Some factors to remember

  • As soon as a sketch is uploaded, chances are you’ll disconnect all pins from the Arduino board. Chances are you’ll present the ability supply to the microcontroller externally with out utilizing an Arduino (like a 9V battery with a LM7805 voltage regulator, or immediately from the mains AC utilizing an AC-DC adapter).
  • Not all Arduino libraries have been carried out in different microcontrollers. Whenever you compile your sketch, you’ll get errors if the library you might be utilizing just isn’t carried out.
  • Microcontrollers have various sizes of flash reminiscence. In case your sketch requires extra reminiscence than is obtainable, the compiler will throw an error. Notice that the bootloader makes use of 513 bytes of flash reminiscence.
  • Chances are you’ll use an inside clock and thereby acquire two additional pins. However until vital, it’s preferable to make use of an exterior clock.
  • By default, LTO is disabled within the MiniCore board definition. This has been carried out to keep up backward compatibility with earlier variations of the IDE. It is suggested to allow LTO, which may shrink your code and cut back its dimension on the time of linking. In some board definitions by MCUdude, LTO is enabled by default. Notice that if you wish to change the LTO choice, it’s not essential to burn the bootloader once more. Chances are you’ll merely change the choice and compile your code once more.
  • It isn’t essential to burn the bootloader each time you want to add a sketch. It’s, nevertheless, essential to burn the bootloader once more in case you wish to change any of the next choices:
    • BOD
    • Clock frequency
    • EEPROM choice

Coping with runtime errors

There are two varieties of errors that you could be ceaselessly encounter whereas importing a sketch or burning the bootloader:

  1. Machine signature invalid, and
  2. Timeout after no response from the microcontroller.

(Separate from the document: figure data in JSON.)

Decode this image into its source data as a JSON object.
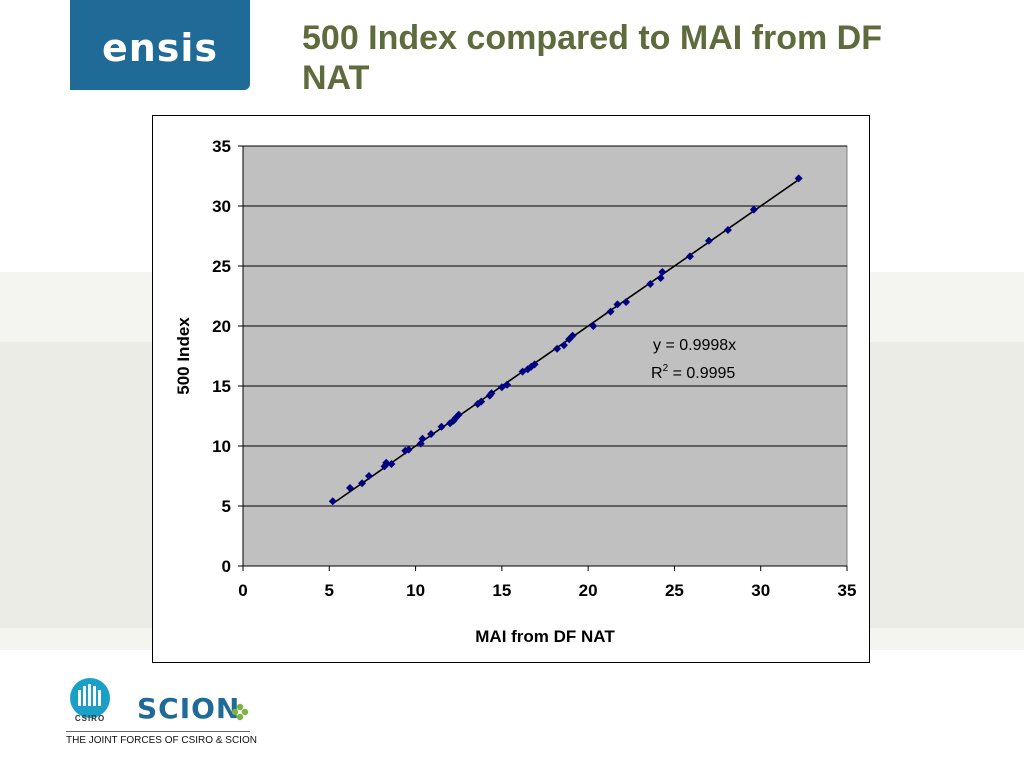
{
  "header": {
    "logo_text": "ensis",
    "title": "500 Index compared to MAI from DF NAT"
  },
  "footer": {
    "csiro_text": "CSIRO",
    "scion_text": "SCION",
    "tagline": "THE JOINT FORCES OF CSIRO & SCION"
  },
  "colors": {
    "brand_blue": "#1f6a96",
    "title_olive": "#5e6b3c",
    "plot_area": "#c0c0c0",
    "marker": "#000080"
  },
  "chart_data": {
    "type": "scatter",
    "title": "",
    "xlabel": "MAI from DF NAT",
    "ylabel": "500 Index",
    "xlim": [
      0,
      35
    ],
    "ylim": [
      0,
      35
    ],
    "xticks": [
      0,
      5,
      10,
      15,
      20,
      25,
      30,
      35
    ],
    "yticks": [
      0,
      5,
      10,
      15,
      20,
      25,
      30,
      35
    ],
    "grid": "horizontal",
    "legend": "none",
    "series": [
      {
        "points": [
          [
            5.2,
            5.4
          ],
          [
            6.2,
            6.5
          ],
          [
            6.9,
            6.9
          ],
          [
            7.3,
            7.5
          ],
          [
            8.2,
            8.3
          ],
          [
            8.3,
            8.6
          ],
          [
            8.6,
            8.5
          ],
          [
            9.4,
            9.6
          ],
          [
            9.6,
            9.7
          ],
          [
            10.3,
            10.2
          ],
          [
            10.4,
            10.6
          ],
          [
            10.9,
            11.0
          ],
          [
            11.5,
            11.6
          ],
          [
            12.0,
            11.9
          ],
          [
            12.2,
            12.1
          ],
          [
            12.3,
            12.3
          ],
          [
            12.5,
            12.6
          ],
          [
            13.6,
            13.5
          ],
          [
            13.8,
            13.7
          ],
          [
            14.3,
            14.2
          ],
          [
            14.4,
            14.4
          ],
          [
            15.0,
            14.9
          ],
          [
            15.3,
            15.1
          ],
          [
            16.2,
            16.2
          ],
          [
            16.5,
            16.4
          ],
          [
            16.7,
            16.6
          ],
          [
            16.9,
            16.8
          ],
          [
            18.2,
            18.1
          ],
          [
            18.6,
            18.4
          ],
          [
            18.9,
            18.9
          ],
          [
            19.1,
            19.2
          ],
          [
            20.3,
            20.0
          ],
          [
            21.3,
            21.2
          ],
          [
            21.7,
            21.8
          ],
          [
            22.2,
            22.0
          ],
          [
            23.6,
            23.5
          ],
          [
            24.2,
            24.0
          ],
          [
            24.3,
            24.5
          ],
          [
            25.9,
            25.8
          ],
          [
            27.0,
            27.1
          ],
          [
            28.1,
            28.0
          ],
          [
            29.6,
            29.7
          ],
          [
            32.2,
            32.3
          ]
        ]
      }
    ],
    "trendline": {
      "slope": 0.9998,
      "x_range": [
        5.2,
        32.2
      ],
      "equation_label": "y = 0.9998x",
      "r2_base": "R",
      "r2_sup": "2",
      "r2_value": " = 0.9995"
    }
  }
}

The commonest purpose for these errors is connections. Test when you’ve got a unfastened connection someplace, and confirm that you’ve got arrange the circuit correctly. Test connections for continuity with a multimeter. Generally, the IC might not have been firmly hooked up to the breadboard, so examine that too. Whereas importing a sketch, be sure you join the capacitor between RESET and GND within the Arduino board.

That’s all for this text. Thanks for studying by means of it, and I hope you will discover it useful.

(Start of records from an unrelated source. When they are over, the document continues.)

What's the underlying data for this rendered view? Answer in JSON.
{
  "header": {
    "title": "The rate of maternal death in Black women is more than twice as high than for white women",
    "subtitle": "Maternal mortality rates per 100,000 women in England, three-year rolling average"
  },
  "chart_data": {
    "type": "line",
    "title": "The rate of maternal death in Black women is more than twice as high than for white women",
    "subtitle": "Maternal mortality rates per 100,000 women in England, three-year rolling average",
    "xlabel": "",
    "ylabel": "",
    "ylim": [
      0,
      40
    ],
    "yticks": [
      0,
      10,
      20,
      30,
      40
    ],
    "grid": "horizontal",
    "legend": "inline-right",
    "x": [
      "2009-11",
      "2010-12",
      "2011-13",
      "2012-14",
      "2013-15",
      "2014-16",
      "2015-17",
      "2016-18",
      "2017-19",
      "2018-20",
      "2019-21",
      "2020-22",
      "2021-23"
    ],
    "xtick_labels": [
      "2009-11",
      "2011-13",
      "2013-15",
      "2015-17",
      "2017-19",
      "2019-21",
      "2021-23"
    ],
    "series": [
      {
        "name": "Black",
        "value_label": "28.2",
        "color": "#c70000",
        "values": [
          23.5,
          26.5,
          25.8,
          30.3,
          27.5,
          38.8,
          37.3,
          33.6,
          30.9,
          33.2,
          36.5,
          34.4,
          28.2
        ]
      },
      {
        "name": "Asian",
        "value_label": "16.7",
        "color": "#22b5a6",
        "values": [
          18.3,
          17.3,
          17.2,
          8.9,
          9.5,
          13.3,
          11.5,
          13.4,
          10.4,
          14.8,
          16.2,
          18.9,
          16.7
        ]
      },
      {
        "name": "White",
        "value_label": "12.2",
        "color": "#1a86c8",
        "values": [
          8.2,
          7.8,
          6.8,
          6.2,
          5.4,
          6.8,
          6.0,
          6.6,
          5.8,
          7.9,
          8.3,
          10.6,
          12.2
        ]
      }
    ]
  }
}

I wish to take this chance to thank Greg Bernhardt, the creator, and admin of Physics Boards, for continually motivating us to jot down articles within the Insights Weblog and offering us with a platform the place we are able to share our information. I additionally thank the Mentors of Physics Boards for his or her dedication and arduous work (which is totally voluntary), with out which the web site couldn’t have change into what it’s right this moment.

Questions, feedback, and ideas are all the time welcome.